Deep learning quickly finds structures affected by lava
- By Matt Leonard
- Jul 24, 2018
The Kilauea volcano in Hawaii began erupting in early May and has been doing so continuously since May 27, spewing lava across the Big Island and damaging more than 700 homes. Although there is a chance it could slow down or stop, it's more likely that the flow will continue, according to a new report from the U.S. Geological Survey's Hawaiian Volcano Observatory.
The lava from Kilauea has already had a devastating impact on residences, businesses, schools and hospitals. Officials at the Federal Emergency Management Agency have been getting insight into the buildings and infrastructure affected by the stream of molten rock with the help of Oak Ridge National Laboratory in Tennessee.
By analyzing satellite images of the area around the volcano and combining that information with property ownership data, officials can determine which buildings have been damaged and whether people are evacuating ahead of the lava's approach, said Mark Tuttle, a project developer at ORNL.
FEMA reached out to the lab on May 9 because it had information on parcel locations but not building footprints, said Chris Vaughan, a geospatial information officer at FEMA. From satellite imagery, “Oak Ridge National Laboratory staff were able to extract building footprints for structures, at first starting around the Leilani Estates and Lanipuna Gardens area within the first week and then for most of the Big Island within two weeks,” Vaughan added.
ORNL receives its satellite images from DigitalGlobe, a satellite imaging and analysis company. Researchers then sharpen and adjust the images for perspective and select segments to help train a convolutional neural network that allows them to rapidly extract information from the images about buildings and other structures.
The number of segments needed to train a neural network depends on the size of the area researchers want to model and the diversity of the landscape within that area. Before deep learning, the process was done with basic segmentation, but it was difficult for researchers to generalize the data to a larger area, said Melanie Laverdiere, a research scientist at ORNL.
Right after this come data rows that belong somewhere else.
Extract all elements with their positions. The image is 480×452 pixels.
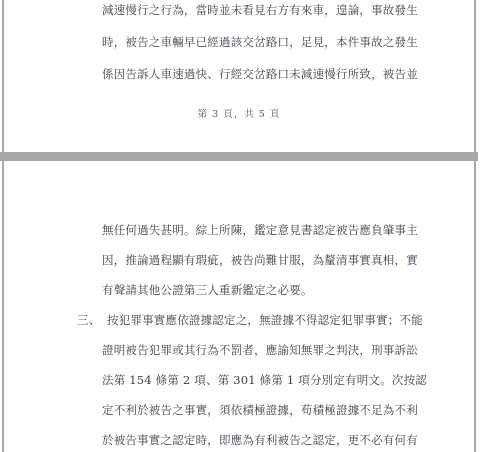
text-line: 證明被告犯罪或其行為不罰者，應諭知無罪之判決，刑事訴訟 <box>102 342 418 358</box>
text-line: 時，被告之車輛早已經過該交岔路口，足見，本件事故之發生 <box>102 34 418 50</box>
text-line: 有聲請其他公證第三人重新鑑定之必要。 <box>102 282 313 298</box>
text-line: 於被告事實之認定時，即應為有利被告之認定，更不必有何有 <box>102 432 418 448</box>
pdf-page-3: 減速慢行之行為，當時並未看見右方有來車，遑論，事故發生 時，被告之車輛早已經過該… <box>2 0 476 152</box>
text-line: 係因告訴人車速過快、行經交岔路口未減速慢行所致，被告並 <box>102 66 418 82</box>
text-line: 法第 154 條第 2 項、第 301 條第 1 項分別定有明文。次按認 <box>102 372 427 388</box>
text-line: 無任何過失甚明。綜上所陳，鑑定意見書認定被告應負肇事主 <box>102 222 418 238</box>
text-line: 因，推論過程顯有瑕疵，被告尚難甘服，為釐清事實真相，實 <box>102 252 418 268</box>
list-item-marker: 三、 <box>77 312 107 328</box>
document-viewer: 減速慢行之行為，當時並未看見右方有來車，遑論，事故發生 時，被告之車輛早已經過該… <box>0 0 480 452</box>
list-item-text: 按犯罪事實應依證據認定之，無證據不得認定犯罪事實；不能 <box>107 313 423 327</box>
text-line: 定不利於被告之事實，須依積極證據，苟積極證據不足為不利 <box>102 402 418 418</box>
page-number-footer: 第 3 頁，共 5 頁 <box>4 106 474 120</box>
text-line: 減速慢行之行為，當時並未看見右方有來車，遑論，事故發生 <box>102 2 418 18</box>
page-separator <box>0 152 478 161</box>
list-item-line: 三、按犯罪事實應依證據認定之，無證據不得認定犯罪事實；不能 <box>77 312 423 328</box>
pdf-page-4: 無任何過失甚明。綜上所陳，鑑定意見書認定被告應負肇事主 因，推論過程顯有瑕疵，被… <box>2 161 476 452</box>
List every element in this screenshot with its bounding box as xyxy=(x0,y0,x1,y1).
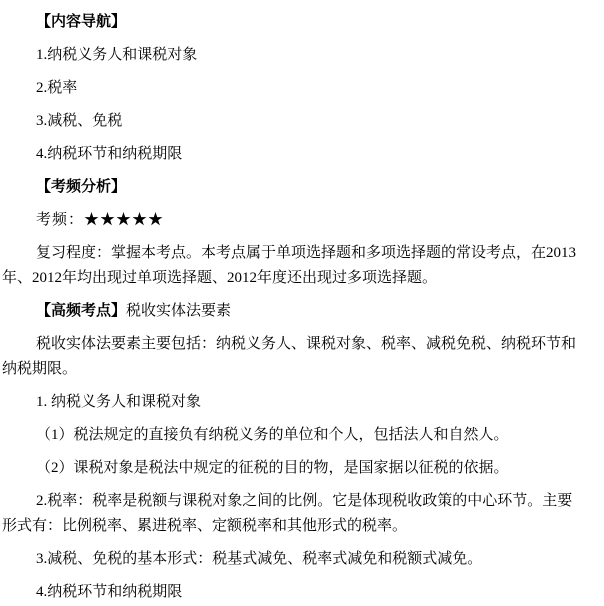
nav-item-2: 2.税率 xyxy=(2,76,578,101)
bracket-header-text: 【考频分析】 xyxy=(36,179,126,195)
nav-item-4: 4.纳税环节和纳税期限 xyxy=(2,142,578,167)
paragraph-text: 3.减税、免税 xyxy=(36,113,122,129)
topic-item-1-sub-1: （1）税法规定的直接负有纳税义务的单位和个人，包括法人和自然人。 xyxy=(2,423,578,448)
star-rating-line: 考频：★★★★★ xyxy=(2,208,578,233)
paragraph-text: 税收实体法要素主要包括：纳税义务人、课税对象、税率、减税免税、纳税环节和纳税期限… xyxy=(2,336,576,377)
review-level-paragraph: 复习程度：掌握本考点。本考点属于单项选择题和多项选择题的常设考点，在2013年、… xyxy=(2,241,578,291)
nav-item-3: 3.减税、免税 xyxy=(2,109,578,134)
paragraph-text: 2.税率 xyxy=(36,80,77,96)
content-nav-header: 【内容导航】 xyxy=(2,10,578,35)
exam-frequency-header: 【考频分析】 xyxy=(2,175,578,200)
paragraph-text: （1）税法规定的直接负有纳税义务的单位和个人，包括法人和自然人。 xyxy=(36,427,509,443)
paragraph-text: 复习程度：掌握本考点。本考点属于单项选择题和多项选择题的常设考点，在2013年、… xyxy=(2,245,576,286)
hot-topic-title: 税收实体法要素 xyxy=(126,303,231,319)
document-body: 【内容导航】 1.纳税义务人和课税对象 2.税率 3.减税、免税 4.纳税环节和… xyxy=(0,0,604,605)
paragraph-text: （2）课税对象是税法中规定的征税的目的物，是国家据以征税的依据。 xyxy=(36,460,509,476)
paragraph-text: 4.纳税环节和纳税期限 xyxy=(36,584,182,600)
topic-item-2: 2.税率：税率是税额与课税对象之间的比例。它是体现税收政策的中心环节。主要形式有… xyxy=(2,489,578,539)
star-rating-text: 考频：★★★★★ xyxy=(36,212,164,228)
nav-item-1: 1.纳税义务人和课税对象 xyxy=(2,43,578,68)
topic-item-1-sub-2: （2）课税对象是税法中规定的征税的目的物，是国家据以征税的依据。 xyxy=(2,456,578,481)
paragraph-text: 3.减税、免税的基本形式：税基式减免、税率式减免和税额式减免。 xyxy=(36,551,482,567)
paragraph-text: 1.纳税义务人和课税对象 xyxy=(36,47,197,63)
bracket-header-text: 【内容导航】 xyxy=(36,14,126,30)
topic-item-3: 3.减税、免税的基本形式：税基式减免、税率式减免和税额式减免。 xyxy=(2,547,578,572)
paragraph-text: 4.纳税环节和纳税期限 xyxy=(36,146,182,162)
topic-item-1: 1. 纳税义务人和课税对象 xyxy=(2,390,578,415)
hot-topic-header: 【高频考点】税收实体法要素 xyxy=(2,299,578,324)
paragraph-text: 2.税率：税率是税额与课税对象之间的比例。它是体现税收政策的中心环节。主要形式有… xyxy=(2,493,572,534)
paragraph-text: 1. 纳税义务人和课税对象 xyxy=(36,394,201,410)
topic-item-4: 4.纳税环节和纳税期限 xyxy=(2,580,578,605)
bracket-header-text: 【高频考点】 xyxy=(36,303,126,319)
elements-summary-paragraph: 税收实体法要素主要包括：纳税义务人、课税对象、税率、减税免税、纳税环节和纳税期限… xyxy=(2,332,578,382)
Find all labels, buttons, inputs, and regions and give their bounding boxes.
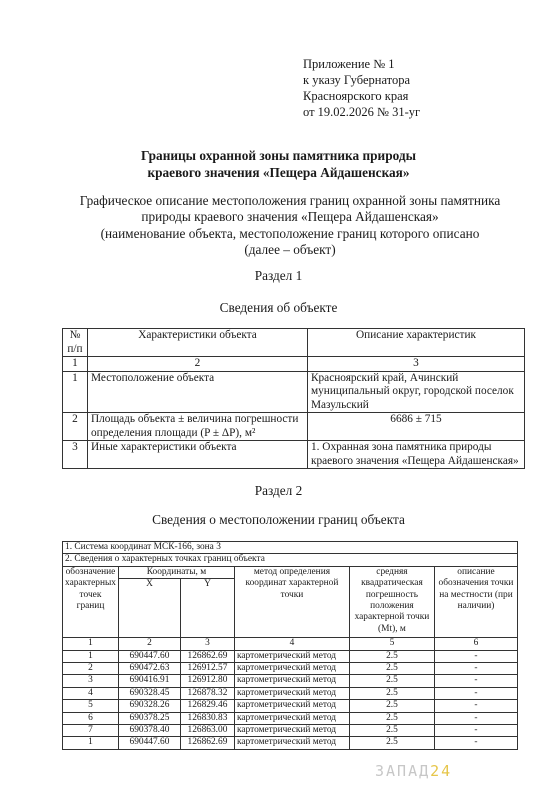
document-title: Границы охранной зоны памятника природы … [0, 147, 557, 181]
cell-error: 2.5 [349, 687, 434, 699]
table-row: 4690328.45126878.32картометрический мето… [63, 687, 518, 699]
cell-point: 4 [63, 687, 119, 699]
cell-y: 126829.46 [180, 700, 234, 712]
table-header-row: № п/п Характеристики объекта Описание ха… [63, 329, 525, 357]
boundary-points-table: 1. Система координат МСК-166, зона 3 2. … [62, 541, 518, 750]
section1-heading: Раздел 1 [0, 268, 557, 284]
table-row: 1690447.60126862.69картометрический мето… [63, 650, 518, 662]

“With deep learning, we now have the power to create one model for a county or a state or a region, something that can be generalizable to a large geographic area,” she added.
For FEMA's Hawaii project, however, the lab didn’t have to create a model -- the final product of a trained neural network -- because it already had one that would work. “We had a model we had developed in a [different] tropical region, and we were able to apply that to Hawaii,” Laverdiere said.
After the training segments are identified, the model can be run, and the structures in a given area can be pieced together.
ORNL’s supercomputing power allows researchers to work with massive amounts of satellite data, Tuttle said. The FEMA project is currently running on the Titan supercomputer.
“As an example, we processed the entire country of Yemen on Titan in less than two hours,” Laverdiere said. “If we used some of our other computer resources, it could take days [or] weeks.”
Nevertheless, the researchers plan to apply for time on the new Summit machine, which will give them even more storage and computing power. The increased capabilities will mean quicker results.
As ORNL researchers run the model and find the structures in a given area, they send the data to FEMA, which uses Esri's GIS tools to combine it with information on the location of the lava and evacuation boundaries.
“The data gave us a rough estimate of how many structures were presumed destroyed by lava and served as our initial base for finding potential [disaster assistance] recipients,” Vaughan said. By layering the building data on top of information about the lava flow, FEMA was "able to produce the analysis necessary to estimate the number of structures affected and, with parcel data, get a rough estimate of land and building value of affected structures.”
FEMA also combined the data with Hawaii County’s information about road closures so analysts could see properties that weren't “affected by lava flow but were cut off from any potential route to access that structure,” Vaughan said.
After last year's hurricanes, ORNL scientists used the technology to help response teams assess properties damaged by the storms. The ability to extract building outlines and roadways from satellite images ahead of the storms' approach was crucial to recovery efforts because floodwaters tend to obscure and modify structures.
ORNL plans to create a library of models that can find structures in any location in the world. The lab has 10 to 15 models in production and has developed hundreds more. There are also plans to add machine-learning capabilities so the models can identify the types of structures they are finding.
The ability to pinpoint what a structure is would “add greater value to what we’re trying to accomplish,” Tuttle said.
Matt Leonard is a former reporter for GCN.